Siedzę
w domu... I to jest właśnie problem. Nie, nie zamarzyło mi się
nagle zwiedzanie obcych lądów. Ja dostaję wysypki na myśl o
zwiedzaniu mojej klatki schodowej. Problem polega na tym, że siedzę.
Siedzę
przy stole, siedzę przy biurku, siedzę w wannie (no tam to chociaż
te nogi wyprostuję), siedzę wieczorem przy oknie, siedzę w łóżku
z podkurczonymi nogami pracując albo czytają. Ciągle siedzę. Nie
przejmuję się jakoś specjalnie moim wyglądem, bo i tak nikt na
mnie nie patrzy, nie martwią mnie dodatkowe kilogramy tu czy ówdzie.
Ale jak zaczynają się podejrzanie częste skurcze nóg to jakby
zaczynam się denerwować. To już nie jest ani trochę zabawne.

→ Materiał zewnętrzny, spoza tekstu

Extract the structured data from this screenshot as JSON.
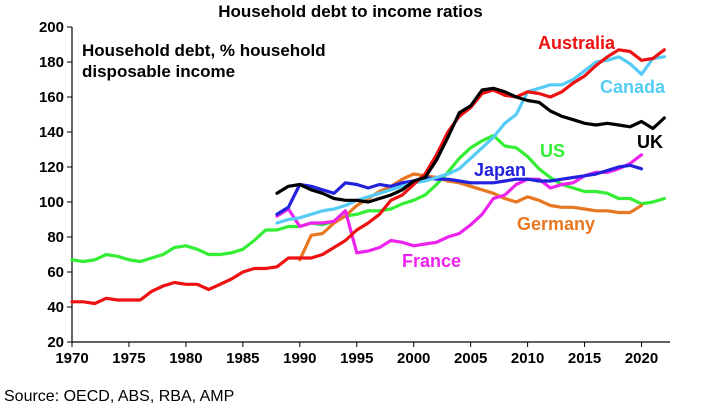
{
  "title": "Household debt to income ratios",
  "source": "Source: OECD, ABS, RBA, AMP",
  "chart_data": {
    "type": "line",
    "title": "Household debt to income ratios",
    "subtitle_lines": [
      "Household debt, % household",
      "disposable income"
    ],
    "xlabel": "",
    "ylabel": "",
    "xlim": [
      1970,
      2022.5
    ],
    "ylim": [
      20,
      200
    ],
    "x_ticks": [
      1970,
      1975,
      1980,
      1985,
      1990,
      1995,
      2000,
      2005,
      2010,
      2015,
      2020
    ],
    "y_ticks": [
      20,
      40,
      60,
      80,
      100,
      120,
      140,
      160,
      180,
      200
    ],
    "grid": false,
    "legend": "inline labels",
    "series": [
      {
        "name": "US",
        "color": "#33EE33",
        "x": [
          1970,
          1971,
          1972,
          1973,
          1974,
          1975,
          1976,
          1977,
          1978,
          1979,
          1980,
          1981,
          1982,
          1983,
          1984,
          1985,
          1986,
          1987,
          1988,
          1989,
          1990,
          1991,
          1992,
          1993,
          1994,
          1995,
          1996,
          1997,
          1998,
          1999,
          2000,
          2001,
          2002,
          2003,
          2004,
          2005,
          2006,
          2007,
          2008,
          2009,
          2010,
          2011,
          2012,
          2013,
          2014,
          2015,
          2016,
          2017,
          2018,
          2019,
          2020,
          2021,
          2022
        ],
        "y": [
          67,
          66,
          67,
          70,
          69,
          67,
          66,
          68,
          70,
          74,
          75,
          73,
          70,
          70,
          71,
          73,
          78,
          84,
          84,
          86,
          86,
          88,
          87,
          89,
          92,
          93,
          95,
          95,
          96,
          99,
          101,
          104,
          110,
          117,
          125,
          131,
          135,
          138,
          132,
          131,
          126,
          119,
          114,
          110,
          108,
          106,
          106,
          105,
          102,
          102,
          99,
          100,
          102
        ]
      },
      {
        "name": "Germany",
        "color": "#E87722",
        "x": [
          1990,
          1991,
          1992,
          1993,
          1994,
          1995,
          1996,
          1997,
          1998,
          1999,
          2000,
          2001,
          2002,
          2003,
          2004,
          2005,
          2006,
          2007,
          2008,
          2009,
          2010,
          2011,
          2012,
          2013,
          2014,
          2015,
          2016,
          2017,
          2018,
          2019,
          2020
        ],
        "y": [
          67,
          81,
          82,
          88,
          92,
          98,
          102,
          106,
          109,
          113,
          116,
          115,
          114,
          112,
          111,
          109,
          107,
          105,
          102,
          100,
          103,
          101,
          98,
          97,
          97,
          96,
          95,
          95,
          94,
          94,
          98
        ]
      },
      {
        "name": "France",
        "color": "#EE22EE",
        "x": [
          1988,
          1989,
          1990,
          1991,
          1992,
          1993,
          1994,
          1995,
          1996,
          1997,
          1998,
          1999,
          2000,
          2001,
          2002,
          2003,
          2004,
          2005,
          2006,
          2007,
          2008,
          2009,
          2010,
          2011,
          2012,
          2013,
          2014,
          2015,
          2016,
          2017,
          2018,
          2019,
          2020
        ],
        "y": [
          92,
          96,
          86,
          88,
          88,
          89,
          95,
          71,
          72,
          74,
          78,
          77,
          75,
          76,
          77,
          80,
          82,
          87,
          93,
          102,
          104,
          110,
          113,
          113,
          108,
          110,
          111,
          115,
          117,
          117,
          119,
          122,
          127
        ]
      },
      {
        "name": "Japan",
        "color": "#2222DD",
        "x": [
          1988,
          1989,
          1990,
          1991,
          1992,
          1993,
          1994,
          1995,
          1996,
          1997,
          1998,
          1999,
          2000,
          2001,
          2002,
          2003,
          2004,
          2005,
          2006,
          2007,
          2008,
          2009,
          2010,
          2011,
          2012,
          2013,
          2014,
          2015,
          2016,
          2017,
          2018,
          2019,
          2020
        ],
        "y": [
          93,
          97,
          110,
          109,
          107,
          105,
          111,
          110,
          108,
          110,
          109,
          111,
          112,
          114,
          113,
          113,
          112,
          111,
          111,
          111,
          112,
          113,
          113,
          112,
          112,
          113,
          114,
          115,
          116,
          118,
          120,
          121,
          119
        ]
      },
      {
        "name": "Canada",
        "color": "#55CCF5",
        "x": [
          1988,
          1989,
          1990,
          1991,
          1992,
          1993,
          1994,
          1995,
          1996,
          1997,
          1998,
          1999,
          2000,
          2001,
          2002,
          2003,
          2004,
          2005,
          2006,
          2007,
          2008,
          2009,
          2010,
          2011,
          2012,
          2013,
          2014,
          2015,
          2016,
          2017,
          2018,
          2019,
          2020,
          2021,
          2022
        ],
        "y": [
          88,
          90,
          91,
          93,
          95,
          96,
          98,
          101,
          103,
          105,
          107,
          109,
          111,
          112,
          114,
          116,
          119,
          125,
          131,
          137,
          145,
          150,
          163,
          165,
          167,
          167,
          170,
          175,
          180,
          181,
          183,
          179,
          173,
          182,
          183
        ]
      },
      {
        "name": "Australia",
        "color": "#EE1111",
        "x": [
          1970,
          1971,
          1972,
          1973,
          1974,
          1975,
          1976,
          1977,
          1978,
          1979,
          1980,
          1981,
          1982,
          1983,
          1984,
          1985,
          1986,
          1987,
          1988,
          1989,
          1990,
          1991,
          1992,
          1993,
          1994,
          1995,
          1996,
          1997,
          1998,
          1999,
          2000,
          2001,
          2002,
          2003,
          2004,
          2005,
          2006,
          2007,
          2008,
          2009,
          2010,
          2011,
          2012,
          2013,
          2014,
          2015,
          2016,
          2017,
          2018,
          2019,
          2020,
          2021,
          2022
        ],
        "y": [
          43,
          43,
          42,
          45,
          44,
          44,
          44,
          49,
          52,
          54,
          53,
          53,
          50,
          53,
          56,
          60,
          62,
          62,
          63,
          68,
          68,
          68,
          70,
          74,
          78,
          84,
          88,
          93,
          101,
          104,
          110,
          116,
          127,
          140,
          149,
          154,
          162,
          164,
          161,
          160,
          163,
          162,
          160,
          163,
          168,
          172,
          178,
          183,
          187,
          186,
          181,
          182,
          187
        ]
      },
      {
        "name": "UK",
        "color": "#000000",
        "x": [
          1988,
          1989,
          1990,
          1991,
          1992,
          1993,
          1994,
          1995,
          1996,
          1997,
          1998,
          1999,
          2000,
          2001,
          2002,
          2003,
          2004,
          2005,
          2006,
          2007,
          2008,
          2009,
          2010,
          2011,
          2012,
          2013,
          2014,
          2015,
          2016,
          2017,
          2018,
          2019,
          2020,
          2021,
          2022
        ],
        "y": [
          105,
          109,
          110,
          107,
          105,
          102,
          101,
          101,
          100,
          102,
          104,
          107,
          112,
          114,
          124,
          137,
          151,
          155,
          164,
          165,
          163,
          160,
          158,
          157,
          152,
          149,
          147,
          145,
          144,
          145,
          144,
          143,
          146,
          142,
          148
        ]
      }
    ]
  }
}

Powoli zaczynam się zastanawiać, czy mnie ten domowy zastój w
jakąś poważną chorobę nie wpędzi. Nie żebym się bała
chorować, jak trzeba to się i pochoruje, w końcu ja i tak z domu
nie wychodzę. Ale jeszcze mnie do szpitala będą chcieli zabrać,
albo co? To już by mi się nie podobało ani trochę.
No
dobra, żarty na bok. Chorowanie w ogóle nie jest fajne, szczególnie
chorowanie na jakieś ciężkie choroby. A te moje nogi ostatnio
jakieś ciężkie, opuchnięte, drętwieją z byle powodu i bez
powodu. Już się zastanawiałam czy sobie bieżni do domu nie kupić,
takiej ruchomej. Mogłabym zażywać ruchu na niekoniecznie świeżym
powietrzu. W sumie jak mam otwarte okna i zaciągnięte rolety
(białe, światło przepuszczają, a ja nie widzę tłumu za oknem)

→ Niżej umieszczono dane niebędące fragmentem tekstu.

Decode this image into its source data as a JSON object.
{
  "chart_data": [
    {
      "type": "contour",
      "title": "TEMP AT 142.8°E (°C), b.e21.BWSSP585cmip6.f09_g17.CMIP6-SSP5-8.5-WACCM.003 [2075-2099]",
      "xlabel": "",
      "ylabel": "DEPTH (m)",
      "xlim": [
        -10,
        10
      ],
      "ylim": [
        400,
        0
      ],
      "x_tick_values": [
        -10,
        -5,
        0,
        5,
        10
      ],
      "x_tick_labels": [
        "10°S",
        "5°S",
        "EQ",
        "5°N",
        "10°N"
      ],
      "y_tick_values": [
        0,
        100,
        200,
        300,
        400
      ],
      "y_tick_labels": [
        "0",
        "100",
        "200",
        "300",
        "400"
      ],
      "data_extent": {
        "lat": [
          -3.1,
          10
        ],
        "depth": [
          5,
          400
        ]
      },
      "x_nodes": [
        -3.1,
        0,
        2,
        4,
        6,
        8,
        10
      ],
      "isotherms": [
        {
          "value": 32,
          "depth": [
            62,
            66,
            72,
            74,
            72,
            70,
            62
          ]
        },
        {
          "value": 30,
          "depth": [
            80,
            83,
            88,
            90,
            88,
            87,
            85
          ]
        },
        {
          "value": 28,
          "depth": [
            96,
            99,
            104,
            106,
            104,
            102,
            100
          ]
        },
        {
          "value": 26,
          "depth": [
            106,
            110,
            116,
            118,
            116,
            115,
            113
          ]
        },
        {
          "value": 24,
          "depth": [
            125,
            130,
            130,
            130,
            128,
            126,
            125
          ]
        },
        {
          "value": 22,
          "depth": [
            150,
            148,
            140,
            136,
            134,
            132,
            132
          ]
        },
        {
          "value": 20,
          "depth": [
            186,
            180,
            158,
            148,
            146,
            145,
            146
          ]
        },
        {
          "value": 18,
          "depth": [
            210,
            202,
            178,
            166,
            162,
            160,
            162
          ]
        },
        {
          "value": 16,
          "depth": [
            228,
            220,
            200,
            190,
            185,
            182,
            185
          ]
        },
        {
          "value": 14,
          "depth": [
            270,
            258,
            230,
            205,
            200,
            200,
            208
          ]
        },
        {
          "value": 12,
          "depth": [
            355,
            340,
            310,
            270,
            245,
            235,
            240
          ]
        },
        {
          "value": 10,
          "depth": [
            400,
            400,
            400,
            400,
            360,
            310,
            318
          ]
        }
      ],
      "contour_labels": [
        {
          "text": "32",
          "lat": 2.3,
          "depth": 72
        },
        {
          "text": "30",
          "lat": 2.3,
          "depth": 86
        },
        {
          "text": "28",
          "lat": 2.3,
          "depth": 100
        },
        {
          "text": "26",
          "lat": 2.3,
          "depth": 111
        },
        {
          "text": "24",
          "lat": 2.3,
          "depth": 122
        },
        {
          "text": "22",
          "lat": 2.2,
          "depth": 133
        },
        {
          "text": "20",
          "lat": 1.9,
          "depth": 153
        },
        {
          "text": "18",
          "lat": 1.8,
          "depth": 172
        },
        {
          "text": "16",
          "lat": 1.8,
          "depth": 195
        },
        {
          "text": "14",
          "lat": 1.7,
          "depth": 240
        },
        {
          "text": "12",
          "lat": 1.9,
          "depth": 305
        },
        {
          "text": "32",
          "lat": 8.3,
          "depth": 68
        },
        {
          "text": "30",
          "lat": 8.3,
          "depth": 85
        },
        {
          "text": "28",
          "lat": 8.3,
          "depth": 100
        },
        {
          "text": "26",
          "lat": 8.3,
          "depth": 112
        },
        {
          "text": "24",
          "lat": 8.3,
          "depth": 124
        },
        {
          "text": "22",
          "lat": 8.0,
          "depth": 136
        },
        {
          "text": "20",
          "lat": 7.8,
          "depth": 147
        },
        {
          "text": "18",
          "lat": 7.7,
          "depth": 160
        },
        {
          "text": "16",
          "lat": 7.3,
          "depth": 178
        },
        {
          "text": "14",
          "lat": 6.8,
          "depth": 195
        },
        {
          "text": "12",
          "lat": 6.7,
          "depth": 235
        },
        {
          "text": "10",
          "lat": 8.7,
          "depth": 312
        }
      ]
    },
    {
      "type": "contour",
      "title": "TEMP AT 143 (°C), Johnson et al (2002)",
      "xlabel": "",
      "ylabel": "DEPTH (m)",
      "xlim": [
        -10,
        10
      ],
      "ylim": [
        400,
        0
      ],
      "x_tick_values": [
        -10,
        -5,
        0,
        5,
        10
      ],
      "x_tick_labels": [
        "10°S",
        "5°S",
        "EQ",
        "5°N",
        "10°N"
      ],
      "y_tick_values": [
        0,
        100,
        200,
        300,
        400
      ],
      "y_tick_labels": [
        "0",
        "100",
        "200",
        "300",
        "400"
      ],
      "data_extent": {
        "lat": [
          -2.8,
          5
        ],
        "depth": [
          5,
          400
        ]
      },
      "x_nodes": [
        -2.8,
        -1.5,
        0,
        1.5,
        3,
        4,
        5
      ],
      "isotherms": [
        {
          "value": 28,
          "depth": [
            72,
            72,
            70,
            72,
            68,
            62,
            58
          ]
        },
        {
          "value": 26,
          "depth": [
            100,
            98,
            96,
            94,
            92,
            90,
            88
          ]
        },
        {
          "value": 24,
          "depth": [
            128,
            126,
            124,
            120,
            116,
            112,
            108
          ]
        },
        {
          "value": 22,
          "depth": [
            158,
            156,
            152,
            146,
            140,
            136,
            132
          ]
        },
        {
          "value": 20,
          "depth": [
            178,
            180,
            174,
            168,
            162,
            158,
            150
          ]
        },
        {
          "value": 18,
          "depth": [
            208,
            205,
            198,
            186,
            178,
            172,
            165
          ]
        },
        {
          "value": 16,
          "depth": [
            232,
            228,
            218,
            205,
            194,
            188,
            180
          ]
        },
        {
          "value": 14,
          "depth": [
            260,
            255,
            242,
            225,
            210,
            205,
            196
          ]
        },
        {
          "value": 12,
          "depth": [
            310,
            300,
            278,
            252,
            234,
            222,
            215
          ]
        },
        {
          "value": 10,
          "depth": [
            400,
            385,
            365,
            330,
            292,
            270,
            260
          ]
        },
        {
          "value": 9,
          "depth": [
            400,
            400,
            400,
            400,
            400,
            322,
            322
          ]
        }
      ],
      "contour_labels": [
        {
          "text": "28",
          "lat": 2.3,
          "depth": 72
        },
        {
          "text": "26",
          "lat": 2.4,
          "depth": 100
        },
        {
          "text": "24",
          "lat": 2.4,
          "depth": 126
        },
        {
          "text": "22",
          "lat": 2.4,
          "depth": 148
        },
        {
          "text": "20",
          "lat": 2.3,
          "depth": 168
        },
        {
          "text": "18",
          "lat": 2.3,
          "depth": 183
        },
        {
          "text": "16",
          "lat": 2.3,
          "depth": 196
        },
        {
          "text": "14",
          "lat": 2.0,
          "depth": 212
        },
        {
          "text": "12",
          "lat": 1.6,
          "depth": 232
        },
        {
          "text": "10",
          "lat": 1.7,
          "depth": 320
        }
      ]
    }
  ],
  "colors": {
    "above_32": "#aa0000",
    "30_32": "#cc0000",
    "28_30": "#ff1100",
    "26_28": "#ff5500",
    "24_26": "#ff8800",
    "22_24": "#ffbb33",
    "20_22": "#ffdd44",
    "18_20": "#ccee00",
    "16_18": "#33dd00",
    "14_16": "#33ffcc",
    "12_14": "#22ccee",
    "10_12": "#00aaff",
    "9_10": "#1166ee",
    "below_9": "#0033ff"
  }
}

to można powiedzieć, że mam świeże powietrze w mieszkaniu. No
więc zaczęłam myśleć o tym, żeby bieżnia albo rowerek. Ale
wiadomo, na to trzeba mieć czas i samozaparcie. No więc zaczęłam
od czegoś prostszego. W mojej ulubionej aptece internetowej kupiłam
sobie detramax.
Jakoś te żyły trzeba wzmocnić, coby się żylaki nie porobiły. A
jak żyły lepiej pracują to i mięśnie lepiej ukrwione, dotlenione
i ogólnie zdrowsze. Tak wiem, czyste lenistwo. Ale z tej bieżni nie
zrezygnowałam, może jeszcze ją kupię.